Работают доходяги без конвоя. Куда им бежать-то? Да и само понятие о побеге не вяжется с этими странными, почти потусторонними фигурами, ползающими по сопке, точно какие-то неведомые насекомые, перемещающиеся движениями членистоногих.
– Итак, вот перед вами основное население рая. Берем один экземпляр, наводим на него микроскоп… Как дела, Балашов?
Оказывается, обход работяг «на производстве» входит в наши обязанности. Он именуется «профилактическим» и рассматривается как проявление гуманизма. Фактически он направлен на предотвращение смертей во время работы. Почему-то в этом вопросе начальство проявляет крайнюю щепетильность. Умирать положено на больничной койке, в крайнем случае в бараке, на нарах, но отнюдь не на сопке. А то свалится где-нибудь в сугроб, ищи его потом, объявляй в побеге, отчитывайся…
Вальтер очень умело использует эти опасения начальства, чтобы ежедневно превышать установленную норму на «бюллетни».
– Не тошнит тебя, Балашов? – спрашивает доктор.

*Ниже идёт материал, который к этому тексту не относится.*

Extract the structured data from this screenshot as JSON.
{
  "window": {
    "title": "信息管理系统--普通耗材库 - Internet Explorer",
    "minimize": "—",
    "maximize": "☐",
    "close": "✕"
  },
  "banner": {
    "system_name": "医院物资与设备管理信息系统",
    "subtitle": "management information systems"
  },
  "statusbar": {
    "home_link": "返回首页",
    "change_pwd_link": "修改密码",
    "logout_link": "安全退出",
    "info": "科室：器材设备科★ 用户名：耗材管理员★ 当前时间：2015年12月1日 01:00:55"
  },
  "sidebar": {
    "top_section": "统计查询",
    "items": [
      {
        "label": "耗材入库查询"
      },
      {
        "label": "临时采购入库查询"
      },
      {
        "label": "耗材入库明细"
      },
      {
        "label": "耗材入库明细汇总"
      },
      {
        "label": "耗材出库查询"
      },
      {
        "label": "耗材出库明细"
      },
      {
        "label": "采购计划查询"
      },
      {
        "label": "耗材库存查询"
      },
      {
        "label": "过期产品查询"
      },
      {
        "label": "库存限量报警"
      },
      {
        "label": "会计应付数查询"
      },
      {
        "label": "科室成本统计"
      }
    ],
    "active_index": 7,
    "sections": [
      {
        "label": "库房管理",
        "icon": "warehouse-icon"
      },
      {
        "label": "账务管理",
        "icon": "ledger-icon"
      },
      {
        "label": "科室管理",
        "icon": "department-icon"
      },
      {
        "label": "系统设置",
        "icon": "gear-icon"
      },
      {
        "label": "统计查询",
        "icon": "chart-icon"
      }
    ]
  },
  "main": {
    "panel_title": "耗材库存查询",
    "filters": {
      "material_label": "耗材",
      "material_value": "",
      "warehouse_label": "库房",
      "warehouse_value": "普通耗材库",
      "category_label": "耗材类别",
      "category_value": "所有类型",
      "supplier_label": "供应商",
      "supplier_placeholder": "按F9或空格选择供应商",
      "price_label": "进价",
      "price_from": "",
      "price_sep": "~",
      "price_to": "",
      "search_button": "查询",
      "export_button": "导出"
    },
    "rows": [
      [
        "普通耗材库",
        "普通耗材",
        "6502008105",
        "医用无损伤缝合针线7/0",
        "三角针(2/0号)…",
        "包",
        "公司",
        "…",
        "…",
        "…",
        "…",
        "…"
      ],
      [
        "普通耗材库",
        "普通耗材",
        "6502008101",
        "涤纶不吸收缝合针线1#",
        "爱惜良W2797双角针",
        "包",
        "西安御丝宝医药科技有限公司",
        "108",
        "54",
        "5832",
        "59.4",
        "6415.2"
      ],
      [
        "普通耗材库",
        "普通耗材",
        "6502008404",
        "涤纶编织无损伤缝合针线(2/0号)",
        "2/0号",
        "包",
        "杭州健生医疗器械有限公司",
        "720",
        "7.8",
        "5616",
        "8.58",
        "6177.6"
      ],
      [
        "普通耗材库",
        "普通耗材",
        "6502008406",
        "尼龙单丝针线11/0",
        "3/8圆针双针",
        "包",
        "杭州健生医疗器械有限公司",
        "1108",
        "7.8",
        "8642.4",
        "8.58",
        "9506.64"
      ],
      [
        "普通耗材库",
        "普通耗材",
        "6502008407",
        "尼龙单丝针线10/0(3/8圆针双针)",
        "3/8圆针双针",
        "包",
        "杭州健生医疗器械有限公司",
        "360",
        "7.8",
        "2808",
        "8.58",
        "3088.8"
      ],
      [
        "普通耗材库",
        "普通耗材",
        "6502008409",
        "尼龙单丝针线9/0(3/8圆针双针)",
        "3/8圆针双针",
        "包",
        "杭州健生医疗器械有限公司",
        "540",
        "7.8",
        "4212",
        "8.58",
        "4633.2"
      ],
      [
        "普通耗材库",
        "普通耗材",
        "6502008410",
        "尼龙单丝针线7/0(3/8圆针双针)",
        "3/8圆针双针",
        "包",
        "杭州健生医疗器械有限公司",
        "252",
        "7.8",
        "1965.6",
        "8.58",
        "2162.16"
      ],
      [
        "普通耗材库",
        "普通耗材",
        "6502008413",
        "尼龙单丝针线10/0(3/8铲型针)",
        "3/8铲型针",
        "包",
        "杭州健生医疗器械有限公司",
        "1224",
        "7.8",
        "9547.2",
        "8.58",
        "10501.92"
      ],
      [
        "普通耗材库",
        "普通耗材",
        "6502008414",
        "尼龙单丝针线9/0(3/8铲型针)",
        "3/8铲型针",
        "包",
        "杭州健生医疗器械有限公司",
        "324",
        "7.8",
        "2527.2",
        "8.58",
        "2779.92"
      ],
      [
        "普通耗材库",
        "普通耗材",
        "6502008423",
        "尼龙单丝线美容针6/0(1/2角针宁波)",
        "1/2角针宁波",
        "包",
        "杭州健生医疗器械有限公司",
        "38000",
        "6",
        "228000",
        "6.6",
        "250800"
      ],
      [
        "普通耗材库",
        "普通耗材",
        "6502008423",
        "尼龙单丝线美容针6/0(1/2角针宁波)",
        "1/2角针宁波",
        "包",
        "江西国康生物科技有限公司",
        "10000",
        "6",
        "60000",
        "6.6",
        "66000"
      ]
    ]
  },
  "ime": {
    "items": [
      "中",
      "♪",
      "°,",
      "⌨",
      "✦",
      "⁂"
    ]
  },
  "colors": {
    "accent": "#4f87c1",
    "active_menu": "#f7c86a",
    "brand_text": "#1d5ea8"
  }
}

– Вроде есть маленько, – почти беззвучно бормочет Балашов, приближаясь к нам этой удивительной, почти без центра тяжести, походкой.
Вальтер берет его за руку, отыскивая пульс. Я вдруг вижу всю фигуру Балашова крупно, точно действительно навела на него микроскоп. Он похож на марсианина, со своей огромной, обмотанной кучей тряпья головой, с выпуклыми глазами и лиловыми кругами подглазниц.
– Иди в барак! Не слышишь? В барак, говорю, иди, ударник производства! Скажи на вахте, что я освободил. Полежи до вечера, а вечером придешь в амбулаторию…
Покрытые болячками губы раздвигаются, обнажая черные обломки зубов. Он рад! Он улыбается!
– Как думаете, сколько ему лет? – спрашивает меня доктор, глядя вслед ударнику производства.
– Не знаю. Сто? Пятьсот? Разве у него еще есть возраст?
– А как же! По крайней мере, по установочным данным ему тридцать четыре года. Восемь лет назад, когда его арестовали, он был студентом Киевского университета. Спортсмен. Боксом увлекался. На прииске пробыл почти пять лет. Рекордный срок!
– А какой диагноз вы бы ему поставили? – спрашивает Конфуций, ударяя на последний слог ученого слова. Он любил подчеркнуть, что он-то настоящий фельдшер, не то что я, медсестра лагерной выучки. Впрочем, быстро убедившись, что я знаю свое место и не конкурирую с ним, он добродушно учит меня всем премудростям.
– Диагноз? Алиментарная дистрофия, наверно? Уж этого-то ли главного нашего диагноза мне не знать?
– Голод! – подытоживает доктор. – Трофический голод. Распад белка.